Boyhood (2014), de Richard Linklater
Por Jordi Campeny.
Se puede ser a la vez enorme y pequeño, trascendental y anodino, memorable y huidizo, presuntuoso y sencillo. Lo es la vida, lo son algunas personas, lo es el tiempo. Lo es Boyhood: una cápsula temporal de doce años, una mirada inolvidable al tiempo que transcurre (sin aspavientos, sereno), la simbiosis perfecta entre cine y vida.
Richard Linklater, este prolífico y errático director que se ha situado ya definitivamente en el territorio de la excelencia, había desafiado previamente las convenciones del cine y la fugacidad del tiempo con su maravillosa e inmarchitable trilogía Antes de… en la que, en el transcurso de veinte años (reales), captó tres momentos de la vida de una pareja ofreciéndonos tres películas que no eran sólo las películas en sí, sino también las elipsis temporales entre ellas. Si alguien no se ha zambullido aún en las peripecias íntimas de Jesse y Céline, por favor, que lo haga. La recompensa emocional para el espectador es extraordinaria.
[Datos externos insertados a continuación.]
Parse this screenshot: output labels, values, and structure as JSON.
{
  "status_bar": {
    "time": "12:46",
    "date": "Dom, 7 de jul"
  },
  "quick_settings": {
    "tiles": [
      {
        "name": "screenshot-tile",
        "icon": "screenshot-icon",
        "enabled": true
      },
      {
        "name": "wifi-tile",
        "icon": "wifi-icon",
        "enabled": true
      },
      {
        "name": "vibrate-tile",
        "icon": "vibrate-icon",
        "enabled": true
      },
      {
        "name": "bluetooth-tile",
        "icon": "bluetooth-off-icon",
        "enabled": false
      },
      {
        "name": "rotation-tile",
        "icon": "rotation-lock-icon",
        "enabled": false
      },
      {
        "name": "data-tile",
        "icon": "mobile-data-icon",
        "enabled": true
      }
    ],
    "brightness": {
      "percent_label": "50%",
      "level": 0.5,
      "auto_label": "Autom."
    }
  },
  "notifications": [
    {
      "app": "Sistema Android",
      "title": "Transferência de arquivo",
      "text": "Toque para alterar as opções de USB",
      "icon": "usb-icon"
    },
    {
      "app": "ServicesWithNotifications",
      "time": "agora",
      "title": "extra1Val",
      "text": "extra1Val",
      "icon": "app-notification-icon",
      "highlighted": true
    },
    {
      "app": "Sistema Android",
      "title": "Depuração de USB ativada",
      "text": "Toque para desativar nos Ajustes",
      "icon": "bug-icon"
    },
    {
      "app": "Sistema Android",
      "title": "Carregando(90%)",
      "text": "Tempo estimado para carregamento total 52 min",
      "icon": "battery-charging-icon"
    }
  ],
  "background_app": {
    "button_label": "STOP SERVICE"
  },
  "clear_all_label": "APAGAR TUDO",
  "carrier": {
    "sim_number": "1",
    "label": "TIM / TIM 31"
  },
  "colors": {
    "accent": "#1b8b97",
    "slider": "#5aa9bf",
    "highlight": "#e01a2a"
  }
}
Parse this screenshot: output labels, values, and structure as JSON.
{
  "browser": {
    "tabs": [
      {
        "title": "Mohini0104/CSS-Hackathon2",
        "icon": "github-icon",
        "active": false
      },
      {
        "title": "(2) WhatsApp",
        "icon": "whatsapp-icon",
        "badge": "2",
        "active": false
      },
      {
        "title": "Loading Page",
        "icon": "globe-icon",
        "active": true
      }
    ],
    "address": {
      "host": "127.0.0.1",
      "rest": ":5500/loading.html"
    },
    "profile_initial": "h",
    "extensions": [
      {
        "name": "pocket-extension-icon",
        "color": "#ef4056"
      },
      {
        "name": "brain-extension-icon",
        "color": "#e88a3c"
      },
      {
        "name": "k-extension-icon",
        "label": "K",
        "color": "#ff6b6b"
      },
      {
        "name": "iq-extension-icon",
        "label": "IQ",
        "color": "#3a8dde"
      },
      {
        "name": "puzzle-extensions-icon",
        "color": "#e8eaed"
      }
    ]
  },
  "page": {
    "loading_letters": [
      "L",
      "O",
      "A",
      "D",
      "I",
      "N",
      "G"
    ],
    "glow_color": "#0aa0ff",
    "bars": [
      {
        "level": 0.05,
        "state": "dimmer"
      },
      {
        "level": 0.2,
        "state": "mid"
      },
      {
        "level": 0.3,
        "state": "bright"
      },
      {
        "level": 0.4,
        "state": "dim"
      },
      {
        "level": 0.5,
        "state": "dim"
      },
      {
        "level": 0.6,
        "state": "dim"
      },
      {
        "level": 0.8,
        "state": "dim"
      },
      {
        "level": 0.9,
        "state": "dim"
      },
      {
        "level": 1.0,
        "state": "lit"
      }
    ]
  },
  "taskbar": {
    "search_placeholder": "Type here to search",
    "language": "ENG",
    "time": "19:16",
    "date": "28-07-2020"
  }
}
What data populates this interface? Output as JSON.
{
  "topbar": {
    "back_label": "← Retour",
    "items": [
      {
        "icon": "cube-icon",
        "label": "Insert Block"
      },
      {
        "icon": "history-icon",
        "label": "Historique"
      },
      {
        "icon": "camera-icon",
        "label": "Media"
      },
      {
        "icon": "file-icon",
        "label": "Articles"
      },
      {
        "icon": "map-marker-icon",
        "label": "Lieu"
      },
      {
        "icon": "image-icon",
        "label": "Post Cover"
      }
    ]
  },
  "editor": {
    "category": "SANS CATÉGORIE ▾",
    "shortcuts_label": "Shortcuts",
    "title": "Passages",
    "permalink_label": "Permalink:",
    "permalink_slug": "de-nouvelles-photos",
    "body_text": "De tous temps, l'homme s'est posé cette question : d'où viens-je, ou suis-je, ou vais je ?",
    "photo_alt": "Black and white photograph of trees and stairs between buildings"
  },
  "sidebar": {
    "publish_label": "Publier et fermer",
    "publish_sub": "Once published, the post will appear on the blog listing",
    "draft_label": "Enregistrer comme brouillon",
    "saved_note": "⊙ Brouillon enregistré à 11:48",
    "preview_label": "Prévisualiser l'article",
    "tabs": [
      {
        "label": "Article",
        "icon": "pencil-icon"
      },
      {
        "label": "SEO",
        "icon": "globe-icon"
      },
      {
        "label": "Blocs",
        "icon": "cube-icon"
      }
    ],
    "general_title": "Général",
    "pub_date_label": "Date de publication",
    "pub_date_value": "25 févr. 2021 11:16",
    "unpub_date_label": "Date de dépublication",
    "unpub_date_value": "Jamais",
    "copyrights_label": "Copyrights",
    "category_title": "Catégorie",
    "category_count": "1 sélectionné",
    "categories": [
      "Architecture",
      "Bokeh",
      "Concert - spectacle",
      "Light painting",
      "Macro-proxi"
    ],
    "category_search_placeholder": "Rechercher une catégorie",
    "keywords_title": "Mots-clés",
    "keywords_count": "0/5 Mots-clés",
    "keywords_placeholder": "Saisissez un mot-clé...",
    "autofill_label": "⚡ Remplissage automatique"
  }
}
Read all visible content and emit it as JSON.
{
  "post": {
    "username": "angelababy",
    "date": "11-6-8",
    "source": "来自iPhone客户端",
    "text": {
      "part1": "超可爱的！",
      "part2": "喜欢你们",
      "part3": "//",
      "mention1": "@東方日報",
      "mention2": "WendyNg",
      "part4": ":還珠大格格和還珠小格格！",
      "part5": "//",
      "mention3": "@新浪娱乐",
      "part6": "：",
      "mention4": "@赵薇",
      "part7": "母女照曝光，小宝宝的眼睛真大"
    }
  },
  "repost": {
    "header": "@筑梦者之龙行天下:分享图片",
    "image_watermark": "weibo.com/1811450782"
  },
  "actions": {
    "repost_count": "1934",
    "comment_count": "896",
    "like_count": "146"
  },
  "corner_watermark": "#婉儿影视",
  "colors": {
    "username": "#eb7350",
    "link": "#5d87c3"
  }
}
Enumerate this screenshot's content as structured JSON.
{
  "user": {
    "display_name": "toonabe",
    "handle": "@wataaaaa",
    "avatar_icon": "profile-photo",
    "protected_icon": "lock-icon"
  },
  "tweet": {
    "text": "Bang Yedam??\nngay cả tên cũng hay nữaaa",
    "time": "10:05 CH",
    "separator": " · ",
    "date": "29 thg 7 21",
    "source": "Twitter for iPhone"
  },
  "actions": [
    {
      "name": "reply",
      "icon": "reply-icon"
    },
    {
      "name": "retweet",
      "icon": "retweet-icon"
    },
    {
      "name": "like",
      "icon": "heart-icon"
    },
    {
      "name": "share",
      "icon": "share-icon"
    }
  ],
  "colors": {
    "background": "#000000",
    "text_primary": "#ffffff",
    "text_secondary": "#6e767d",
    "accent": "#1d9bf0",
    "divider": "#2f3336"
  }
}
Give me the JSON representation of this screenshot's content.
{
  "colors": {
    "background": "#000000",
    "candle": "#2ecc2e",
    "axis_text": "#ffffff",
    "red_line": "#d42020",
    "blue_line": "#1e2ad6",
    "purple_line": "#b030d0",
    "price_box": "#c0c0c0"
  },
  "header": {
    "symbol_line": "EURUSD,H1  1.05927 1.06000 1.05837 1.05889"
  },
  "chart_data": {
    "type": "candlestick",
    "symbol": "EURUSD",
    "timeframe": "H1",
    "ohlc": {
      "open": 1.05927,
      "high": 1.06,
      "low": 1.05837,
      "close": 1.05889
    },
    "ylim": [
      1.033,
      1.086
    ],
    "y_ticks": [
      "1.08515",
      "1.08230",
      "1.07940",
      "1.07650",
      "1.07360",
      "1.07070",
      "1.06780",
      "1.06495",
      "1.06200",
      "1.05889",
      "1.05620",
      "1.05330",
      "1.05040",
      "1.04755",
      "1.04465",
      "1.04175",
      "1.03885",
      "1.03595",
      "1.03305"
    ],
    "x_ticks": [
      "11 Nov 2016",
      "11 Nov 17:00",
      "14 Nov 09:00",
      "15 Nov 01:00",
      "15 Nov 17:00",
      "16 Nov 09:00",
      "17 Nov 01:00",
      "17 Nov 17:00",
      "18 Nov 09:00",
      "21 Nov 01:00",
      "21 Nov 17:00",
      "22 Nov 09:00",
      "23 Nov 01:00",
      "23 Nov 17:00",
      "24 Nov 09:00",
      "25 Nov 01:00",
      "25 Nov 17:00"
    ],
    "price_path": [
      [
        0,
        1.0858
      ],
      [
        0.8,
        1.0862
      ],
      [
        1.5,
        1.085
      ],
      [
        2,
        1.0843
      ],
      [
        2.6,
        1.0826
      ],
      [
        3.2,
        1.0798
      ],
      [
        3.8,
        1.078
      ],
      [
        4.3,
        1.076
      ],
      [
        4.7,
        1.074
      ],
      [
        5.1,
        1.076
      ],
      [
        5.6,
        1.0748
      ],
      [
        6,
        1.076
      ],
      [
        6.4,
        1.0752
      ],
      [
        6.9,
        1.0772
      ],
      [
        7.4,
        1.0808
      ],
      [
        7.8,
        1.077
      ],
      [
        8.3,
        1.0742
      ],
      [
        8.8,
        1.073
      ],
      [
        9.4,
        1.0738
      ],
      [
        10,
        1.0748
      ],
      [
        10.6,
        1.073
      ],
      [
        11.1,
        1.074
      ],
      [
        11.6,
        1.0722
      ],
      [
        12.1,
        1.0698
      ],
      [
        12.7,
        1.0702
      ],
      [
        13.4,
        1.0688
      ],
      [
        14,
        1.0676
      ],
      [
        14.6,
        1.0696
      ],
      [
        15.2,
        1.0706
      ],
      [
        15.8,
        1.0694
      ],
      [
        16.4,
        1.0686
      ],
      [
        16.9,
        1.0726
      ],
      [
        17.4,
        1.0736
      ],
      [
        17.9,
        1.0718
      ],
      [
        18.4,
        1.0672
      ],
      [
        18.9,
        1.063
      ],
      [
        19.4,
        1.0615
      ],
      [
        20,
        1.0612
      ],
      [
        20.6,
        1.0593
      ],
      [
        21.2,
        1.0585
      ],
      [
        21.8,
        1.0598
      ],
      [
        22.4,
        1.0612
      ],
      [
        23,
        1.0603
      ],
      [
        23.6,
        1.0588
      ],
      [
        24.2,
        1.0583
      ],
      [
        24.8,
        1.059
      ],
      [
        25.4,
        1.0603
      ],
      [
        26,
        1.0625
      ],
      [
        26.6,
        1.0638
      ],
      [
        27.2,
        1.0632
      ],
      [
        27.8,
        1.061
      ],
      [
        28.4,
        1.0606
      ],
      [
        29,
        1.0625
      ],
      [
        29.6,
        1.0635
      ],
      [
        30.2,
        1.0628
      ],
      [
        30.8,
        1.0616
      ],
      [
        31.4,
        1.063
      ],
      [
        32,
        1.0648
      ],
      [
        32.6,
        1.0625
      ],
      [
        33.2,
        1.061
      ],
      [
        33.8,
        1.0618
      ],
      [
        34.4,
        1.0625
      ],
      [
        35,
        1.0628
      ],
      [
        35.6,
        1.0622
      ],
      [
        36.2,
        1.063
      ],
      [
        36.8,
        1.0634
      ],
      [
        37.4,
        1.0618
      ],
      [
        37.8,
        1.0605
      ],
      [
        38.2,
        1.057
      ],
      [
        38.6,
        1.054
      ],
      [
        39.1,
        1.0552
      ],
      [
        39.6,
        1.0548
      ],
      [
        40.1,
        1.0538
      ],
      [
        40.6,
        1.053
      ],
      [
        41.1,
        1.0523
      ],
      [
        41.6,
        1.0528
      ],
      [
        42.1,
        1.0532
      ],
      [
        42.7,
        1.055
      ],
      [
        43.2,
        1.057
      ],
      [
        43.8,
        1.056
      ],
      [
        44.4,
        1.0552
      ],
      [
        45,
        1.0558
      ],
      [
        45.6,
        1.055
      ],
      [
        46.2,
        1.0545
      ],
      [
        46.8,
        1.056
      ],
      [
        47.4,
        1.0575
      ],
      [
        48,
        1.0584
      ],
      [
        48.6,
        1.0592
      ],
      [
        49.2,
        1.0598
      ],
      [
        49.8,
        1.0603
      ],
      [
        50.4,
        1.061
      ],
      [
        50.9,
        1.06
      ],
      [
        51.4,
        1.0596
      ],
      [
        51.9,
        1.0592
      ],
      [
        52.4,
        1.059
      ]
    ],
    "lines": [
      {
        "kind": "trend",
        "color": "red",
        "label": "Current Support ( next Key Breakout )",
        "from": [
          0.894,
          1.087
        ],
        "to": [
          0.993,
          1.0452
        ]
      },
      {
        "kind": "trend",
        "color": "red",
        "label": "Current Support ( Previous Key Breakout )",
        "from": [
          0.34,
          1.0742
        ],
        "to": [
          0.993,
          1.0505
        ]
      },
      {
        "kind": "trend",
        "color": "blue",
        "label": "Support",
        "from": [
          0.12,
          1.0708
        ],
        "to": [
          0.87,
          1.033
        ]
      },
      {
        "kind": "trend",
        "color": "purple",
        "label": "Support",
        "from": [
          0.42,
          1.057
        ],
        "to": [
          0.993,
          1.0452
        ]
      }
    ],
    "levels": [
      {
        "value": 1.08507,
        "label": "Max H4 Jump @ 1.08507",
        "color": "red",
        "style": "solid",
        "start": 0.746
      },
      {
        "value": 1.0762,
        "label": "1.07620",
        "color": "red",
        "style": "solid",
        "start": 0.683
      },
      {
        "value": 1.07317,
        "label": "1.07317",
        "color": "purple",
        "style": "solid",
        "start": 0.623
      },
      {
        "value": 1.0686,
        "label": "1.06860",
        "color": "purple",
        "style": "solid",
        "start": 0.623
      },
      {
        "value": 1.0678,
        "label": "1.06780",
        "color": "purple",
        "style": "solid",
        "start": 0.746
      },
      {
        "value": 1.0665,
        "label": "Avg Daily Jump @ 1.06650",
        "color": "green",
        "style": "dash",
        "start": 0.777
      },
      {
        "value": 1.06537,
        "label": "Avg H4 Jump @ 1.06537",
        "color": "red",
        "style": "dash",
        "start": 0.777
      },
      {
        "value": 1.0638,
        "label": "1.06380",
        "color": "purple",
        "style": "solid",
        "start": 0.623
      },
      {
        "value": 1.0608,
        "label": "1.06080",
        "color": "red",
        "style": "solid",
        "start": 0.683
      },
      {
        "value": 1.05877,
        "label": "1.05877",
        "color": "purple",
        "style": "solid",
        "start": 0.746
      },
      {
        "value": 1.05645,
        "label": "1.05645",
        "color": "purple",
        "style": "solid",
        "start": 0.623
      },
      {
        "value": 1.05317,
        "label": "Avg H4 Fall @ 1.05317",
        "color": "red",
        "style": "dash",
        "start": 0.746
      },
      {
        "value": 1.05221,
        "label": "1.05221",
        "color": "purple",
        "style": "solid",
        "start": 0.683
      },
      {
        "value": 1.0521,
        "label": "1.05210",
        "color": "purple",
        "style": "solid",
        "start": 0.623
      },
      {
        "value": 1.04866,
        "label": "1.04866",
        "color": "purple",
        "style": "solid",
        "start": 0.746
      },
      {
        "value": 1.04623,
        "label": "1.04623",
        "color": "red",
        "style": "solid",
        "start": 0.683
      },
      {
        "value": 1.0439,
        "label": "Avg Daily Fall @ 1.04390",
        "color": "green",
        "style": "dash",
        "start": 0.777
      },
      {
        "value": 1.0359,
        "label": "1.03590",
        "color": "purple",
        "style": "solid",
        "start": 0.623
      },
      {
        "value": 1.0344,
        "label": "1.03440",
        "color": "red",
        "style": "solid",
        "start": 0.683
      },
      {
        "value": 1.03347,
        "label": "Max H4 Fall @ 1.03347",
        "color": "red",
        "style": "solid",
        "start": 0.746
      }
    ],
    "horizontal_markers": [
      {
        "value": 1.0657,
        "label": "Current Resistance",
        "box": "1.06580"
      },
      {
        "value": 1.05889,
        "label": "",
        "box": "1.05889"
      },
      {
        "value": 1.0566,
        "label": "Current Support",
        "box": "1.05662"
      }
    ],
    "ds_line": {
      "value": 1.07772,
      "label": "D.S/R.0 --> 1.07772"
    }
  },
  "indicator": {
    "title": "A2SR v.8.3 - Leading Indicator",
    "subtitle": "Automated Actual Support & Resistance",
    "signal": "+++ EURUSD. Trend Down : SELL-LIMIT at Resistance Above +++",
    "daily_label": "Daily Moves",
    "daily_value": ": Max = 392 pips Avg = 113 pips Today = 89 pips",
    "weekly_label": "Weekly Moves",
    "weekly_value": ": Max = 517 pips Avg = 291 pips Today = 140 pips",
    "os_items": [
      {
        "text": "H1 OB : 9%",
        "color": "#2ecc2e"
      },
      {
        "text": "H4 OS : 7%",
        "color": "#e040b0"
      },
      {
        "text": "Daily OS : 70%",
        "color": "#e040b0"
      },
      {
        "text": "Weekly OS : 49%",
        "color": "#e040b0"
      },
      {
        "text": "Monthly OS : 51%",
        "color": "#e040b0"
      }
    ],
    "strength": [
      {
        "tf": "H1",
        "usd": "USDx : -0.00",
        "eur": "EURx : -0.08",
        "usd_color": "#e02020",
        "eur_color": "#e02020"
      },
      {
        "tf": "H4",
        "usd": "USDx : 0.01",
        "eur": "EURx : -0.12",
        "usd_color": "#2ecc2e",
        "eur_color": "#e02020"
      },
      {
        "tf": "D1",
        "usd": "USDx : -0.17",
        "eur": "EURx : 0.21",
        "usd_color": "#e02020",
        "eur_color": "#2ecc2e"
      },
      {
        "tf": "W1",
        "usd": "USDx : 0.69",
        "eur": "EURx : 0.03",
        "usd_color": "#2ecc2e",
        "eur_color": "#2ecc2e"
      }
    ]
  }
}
Se ha superado Linklater con Boyhood; el proyecto es más asombroso todavía. Y el poso emocional que deja es aún mayor si cabe. La película se rodó a lo largo de doce años, de 2002 a 2013, una media de una semana de rodaje por año, siguiendo a los mismos actores, viéndolos crecer, dudar, tambalearse. Vivir. Boyhood narra la anodina peripecia vital de Mason (Ellar Coltrane) desde los seis a los dieciocho años, la de sus padres (Patricia Arquette y Ethan Hawke) y su hermana (Lorelei Linklater). En más de una década (insistimos, a tiempo real) se van sucediendo pequeños grandes cambios: mudanzas, aciertos, relaciones que se tambalean, dudas, iniciación, sorpresa, primeros amores, errores, extrañeza, autoafirmación, leves abismos… Todo ello desfila ante nuestros ojos durante casi tres horas de metraje, y constituye un viaje íntimo y épico por la niñez, adolescencia y entrada a la edad adulta. Por si fuera poco, al terminar el periplo y encenderse las temibles luces de la sala de proyección, uno se siente con ganas de saber más; de seguir acompañando a los personajes en sus andaduras. De verles crecer más y seguir creciendo nosotros con ellos.
Lo más grande de Boyhood es, paradójicamente, su pequeñez; su inquebrantable voluntad por evitar la trascendencia. Y, evitándola, finalmente, la consigue. Las secuencias que constituyen esta importantísima película son meros retazos anodinos de vida, que en su aleatoriedad, en su desarmante sencillez, acaban conformando un catálogo de lo que realmente es importante. Cuando la vida pasa, sin aparentemente pasar nada, es cuando está pasando realmente todo.
Son múltiples los elogios que cabría dispensarle a este proyecto; desde la concepción inicial a su desarrollo, su manejo magistral de las elipsis, su tono coherente e insoslayable, sus inolvidables personajes con una magnífica Patricia Arquette en el epicentro, su belleza callada y luminosa. Su capacidad para mecerte y hacer que tres horas (que doce años) sean sólo un suspiro; para no darte cuenta mientras la disfrutas de lo que acabas percatándote a su término (quizás horas después): que Boyhood es mucho más que una película, incluso más que una obra maestra (aunque parezca obstinada en no parecerlo). Es un zarpazo de pura vida; una fuente de inagotable verdad. Boyhood somos todos y cada uno de nosotros: lo que fuimos, los pequeños miedos y extrañezas de la niñez; y lo que seremos, el miedo a que todo este embrollo acabe (o no) mereciendo la pena.
Se ha dicho y escrito mucho ya sobre Boyhood; desde que es la obra magna de su creador hasta que constituye un innegociable hito cinematográfico. Más allá de todo ello (cada espectador decidirá si está o no de acuerdo; probablemente muchos no lo estén, puesto que la película se aleja radicalmente de todo convencionalismo cinematográfico), lo que sí parece incontestable es que Richard Linklater ha conseguido, por primera vez en la historia del cine, ganarle la partida al temible y caprichoso paso del tiempo. Lo ha retenido entre sus manos. Y nos lo ha regalado.